Die Hill Boys waren das Ergebnis aus Sicherheitsdefizit und Kontrollverlust. Alle kannten sich. Gerade das machte es Ladenbesitzern unmöglich, sich gegen sie zu stellen. Nur Terence Cooper wagte es. Er legte sich mit ihnen an. Er weigerte sich, das Schutzgeld zu bezahlen. Dann bedrohten sie ihn und niemand half. Die Polizeistreife verließ sein Geschäft immer nach wenigen Minuten. Alleine gegen Blackie. Ohne Chance.

Mittlerweile wurden Spezialeinheiten aus Manchester und Liverpool angefordert. Es gab Massenverhaftungen bei den Clans. Doch keine Spur führte zu den neun Morden. Es war wie verhext. Das MI5 fing an, die Verdächtigen zu foltern. Es wurde über Waterboarding gemunkelt. Dabei fielen viele Namen. Doch keine Spur wurde heiß. Sie schoben sich alle gegenseitig den schwarzen Peter zu.
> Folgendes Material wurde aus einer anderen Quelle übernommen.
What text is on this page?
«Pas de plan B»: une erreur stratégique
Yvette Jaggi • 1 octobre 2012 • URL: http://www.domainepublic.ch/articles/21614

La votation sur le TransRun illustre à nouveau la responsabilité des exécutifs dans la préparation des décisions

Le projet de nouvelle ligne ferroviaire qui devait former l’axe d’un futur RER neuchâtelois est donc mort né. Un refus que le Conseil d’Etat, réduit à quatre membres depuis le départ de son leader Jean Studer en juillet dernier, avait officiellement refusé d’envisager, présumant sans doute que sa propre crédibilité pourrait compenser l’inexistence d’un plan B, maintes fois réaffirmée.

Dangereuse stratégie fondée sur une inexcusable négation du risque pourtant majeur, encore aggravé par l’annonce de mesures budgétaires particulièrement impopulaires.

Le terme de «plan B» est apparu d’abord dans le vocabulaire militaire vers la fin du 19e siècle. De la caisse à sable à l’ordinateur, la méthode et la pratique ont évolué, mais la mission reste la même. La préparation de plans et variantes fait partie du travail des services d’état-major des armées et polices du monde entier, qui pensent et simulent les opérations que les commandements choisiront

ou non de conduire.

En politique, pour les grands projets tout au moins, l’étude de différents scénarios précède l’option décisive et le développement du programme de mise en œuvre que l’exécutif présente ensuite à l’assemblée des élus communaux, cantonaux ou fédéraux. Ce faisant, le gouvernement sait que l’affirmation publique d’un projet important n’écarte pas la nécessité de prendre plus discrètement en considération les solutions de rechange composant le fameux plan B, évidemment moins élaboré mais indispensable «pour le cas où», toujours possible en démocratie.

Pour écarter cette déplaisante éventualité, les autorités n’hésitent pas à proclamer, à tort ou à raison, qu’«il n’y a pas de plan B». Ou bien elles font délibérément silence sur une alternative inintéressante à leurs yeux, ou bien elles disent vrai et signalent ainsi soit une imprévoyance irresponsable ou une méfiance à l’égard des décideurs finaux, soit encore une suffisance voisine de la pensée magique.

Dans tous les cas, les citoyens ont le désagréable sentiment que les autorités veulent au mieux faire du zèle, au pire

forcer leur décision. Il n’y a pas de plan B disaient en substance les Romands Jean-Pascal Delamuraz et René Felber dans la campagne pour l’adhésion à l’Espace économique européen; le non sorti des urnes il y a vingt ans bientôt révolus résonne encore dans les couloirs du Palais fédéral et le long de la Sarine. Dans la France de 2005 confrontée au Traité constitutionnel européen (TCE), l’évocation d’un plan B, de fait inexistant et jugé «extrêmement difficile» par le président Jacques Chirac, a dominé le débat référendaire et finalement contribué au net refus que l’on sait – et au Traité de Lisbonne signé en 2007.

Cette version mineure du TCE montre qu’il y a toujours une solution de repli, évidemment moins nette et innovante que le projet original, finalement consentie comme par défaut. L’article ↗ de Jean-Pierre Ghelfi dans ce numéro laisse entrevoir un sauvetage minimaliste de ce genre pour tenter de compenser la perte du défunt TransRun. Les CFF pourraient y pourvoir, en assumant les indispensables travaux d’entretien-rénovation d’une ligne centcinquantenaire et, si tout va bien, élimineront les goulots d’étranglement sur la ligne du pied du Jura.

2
Wochen und Monate vergingen. Fast täglich nervte Terence Cooper die lokale Polizei. Er war sich sicher, dass Blackie hinter den Morden stand. Sie überprüften Blackie genau, aber fanden keinen Anhaltspunkt. Die Leichen wurden nicht in seinem Revier gefunden. Er hatte ein perfektes Alibi und auch seine Gang. Selbst sein Killer Kuklinski wurde seit Jahren nicht mehr in London gesehen und in Uruguay vermutet. Die Ermittler standen im Regen.